With many programs facing similar constraints, Wiese said men’s soccer coaches have considered creating “a national database, almost like a transfer portal for games,” because so many schools might need to restructure their schedules with games that don’t require flights or hotels.

“There are no bad ideas at this point,” said Kerrie Turner, the Bowling Green women’s gymnastics coach and president of the sport’s coaches’ association. “Everything is on the table. One thing [coaches’ associations] felt strongly about was really pushing to get the NCAA, the conference commissioners, the ADs, to really try to make a commitment to not cut sports. Because there are ways to weather this storm.”


But with athletic departments scrambling for funds, sweeping cuts could be perceived as a quick solution. Proposals such as the one the Group of Five suggested are “very, very concerning,” Mike Moyer, the executive director of the National Wrestling Coaches Association, said before the NCAA released a statement on the issue.

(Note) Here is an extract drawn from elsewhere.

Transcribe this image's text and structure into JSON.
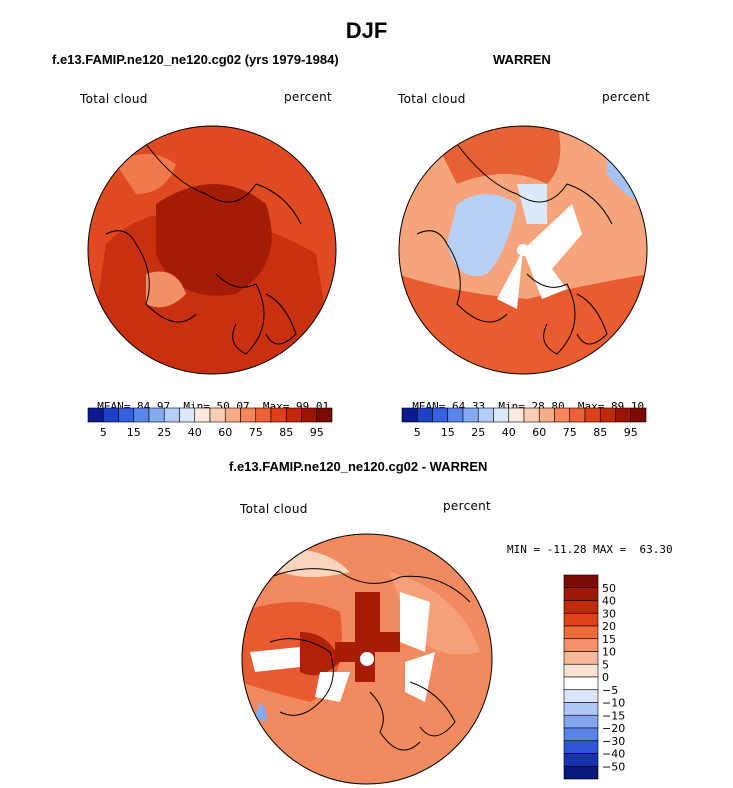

A program’s success isn’t going to “make anyone bulletproof,” Wiese said, referencing the New Mexico men’s soccer team that was cut in 2018, despite 12 NCAA tournament appearances since 2000. But coaches hope their efforts to reduce the burden, helping their own programs and the future of their sports.

“You always want to be mindful of what’s best for the sport, how can you insulate your program and help other programs succeed,” Maryland wrestling coach Alex Clemsen said. “So anytime you see strong negative potential financial impact, if your Spidey sense doesn’t kick up, I think you are probably a little out of touch with reality.”